7 Steps on How to Start Investing in Share Markets in India
We all know that it is very difficult to invest in share market because it is all about news, fluctuations and sudden shifts. Some people invest in mutual funds while other chooses stocks. It basically depends upon the overall understanding of the investors. Of course, both investing in mutual funds and stocks are beneficial and give better returns.
However, when it comes to investment in stock market, it is essential to understand the health of the economy, trading strategies and options, economic adjustments, chart analysis, market regulatory norms, different types of ratios, trading rules and market as well as economic indicators. Based on your learning and experience, you can develop your own strategy. Also if you want to meet your financial goals, it is important to follow these seven steps to start investing in share markets in India –
Indentifying, Screening and Filtering the right stocks – There is n doubt that there are thousands and thousands of stocks listed on stock exchanges and it is very difficult identify, screen, analyze each and every one of them and understand their financial information. Of course, there are many criteria such as Market Cap > Rs 500 cr, Debt to Equity Ratio <1, Current Ratio > 1, etc. Investors can choose them accordingly as per their knowledge and understanding.
Select the companies that you understand – It always makes sense to learn more about companies that you have selected. You can do this by visiting the site of the company, monitor updates on different platforms, products and services of the company, business outlook and getting feedback from the top investors. It is essential that you invest in companies that you truly understand. Also it is good to understand the business model.
Look for companies with sustainable competitive advantage – Make sure to choose the companies that have good business models. Indeed, it makes sense to know and understand qualitative and quantitative aspect of a company. As an investor, you should identify companies that have strong competitive advantage (factors that enable a company to produce goods or services better than its rivals).
Always find Low Debt Levels – We all know that large debt levels are not good for companies and may pose a serious threat. That is why it is important to focus on Debt to Equity Ratio and Current Ratio before choosing a company to invest. Besides this, almost make sure to check out how the company is handling its debt. It will improve your overall understanding about a particular company.
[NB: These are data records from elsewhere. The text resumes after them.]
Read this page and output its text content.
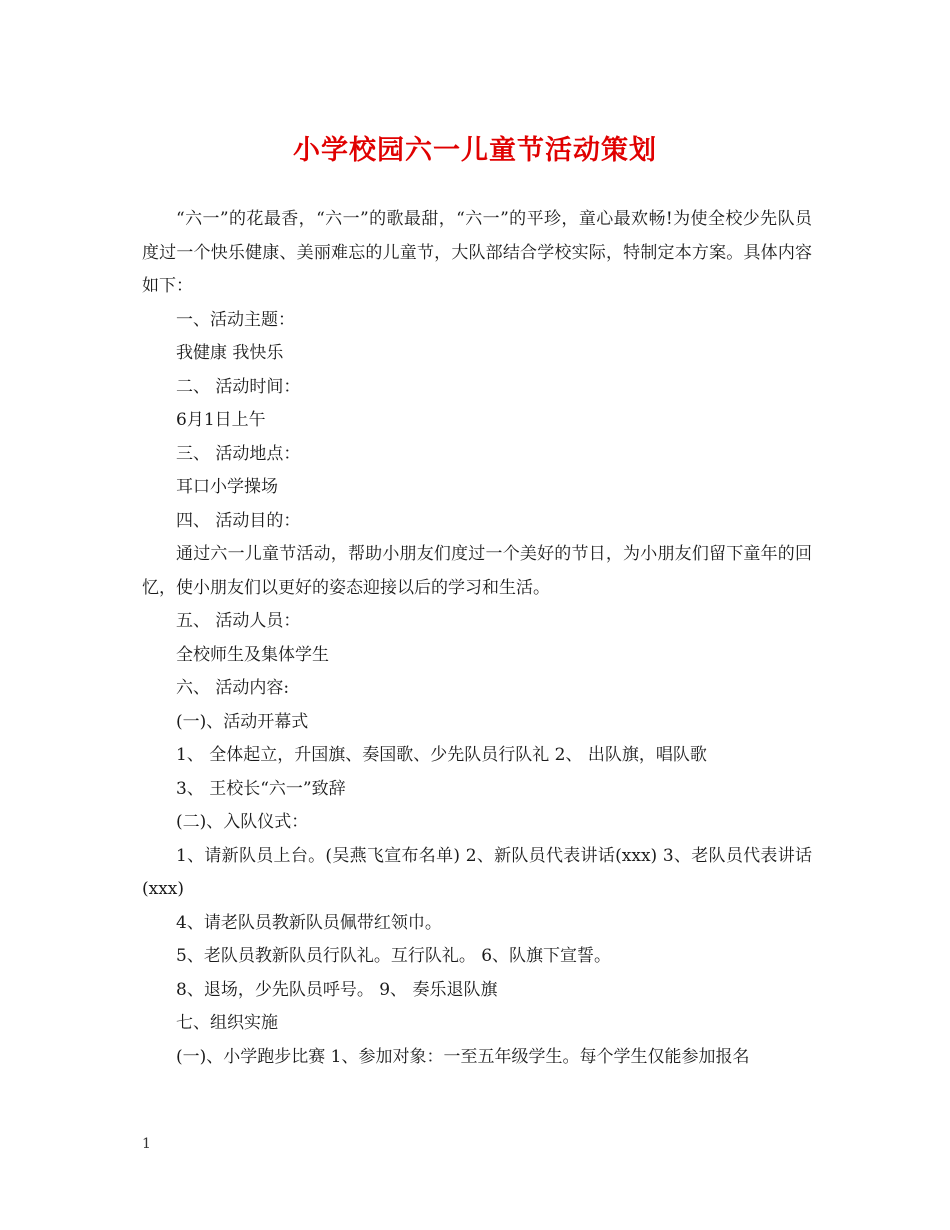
小学校园六一儿童节活动策划

“六一”的花最香，“六一”的歌最甜，“六一”的平珍，童心最欢畅!为使全校少先队员度过一个快乐健康、美丽难忘的儿童节，大队部结合学校实际，特制定本方案。具体内容如下：

一、活动主题：

我健康 我快乐

二、 活动时间：

6月1日上午

三、 活动地点：

耳口小学操场

四、 活动目的：

通过六一儿童节活动，帮助小朋友们度过一个美好的节日，为小朋友们留下童年的回忆，使小朋友们以更好的姿态迎接以后的学习和生活。

五、 活动人员：

全校师生及集体学生

六、 活动内容:

(一)、活动开幕式

1、 全体起立，升国旗、奏国歌、少先队员行队礼 2、 出队旗，唱队歌

3、 王校长“六一”致辞

(二)、入队仪式：

1、请新队员上台。(吴燕飞宣布名单) 2、新队员代表讲话(xxx) 3、老队员代表讲话(xxx)

4、请老队员教新队员佩带红领巾。

5、老队员教新队员行队礼。互行队礼。 6、队旗下宣誓。

8、退场，少先队员呼号。 9、 奏乐退队旗

七、组织实施

(一)、小学跑步比赛 1、参加对象：一至五年级学生。每个学生仅能参加报名

1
Never ignore financial ratios – Most people believe that financial ratios are of no use; however, in reality, they are very important. Some of the most essential financial ratios to look for are – RoE(Return on Equity) and RoCE(Return of Capital Employed). These two ratios look complicated but are highly valuable when it comes to analyzing a company.
Always look for the best management – Nobody wants to choose a company that has a shady management, involved in frauds and mislead shareholders. That is why it is vital to pick a company that has a transparent, competent and incredible management. All you can do is to ready and analyze news, read annual reports, comparative analysis, shareholding patterns, financial statements, and search for the track record of the company.
Wait for the right price – If you have finally evaluated the overall value of a company, then it is the time to identify the right price. According to an expert, purchasing a stock at the right price would give you the margin of safety. Hence, after understanding the intrinsic value of a company, you can buy the stock at the most suitable price.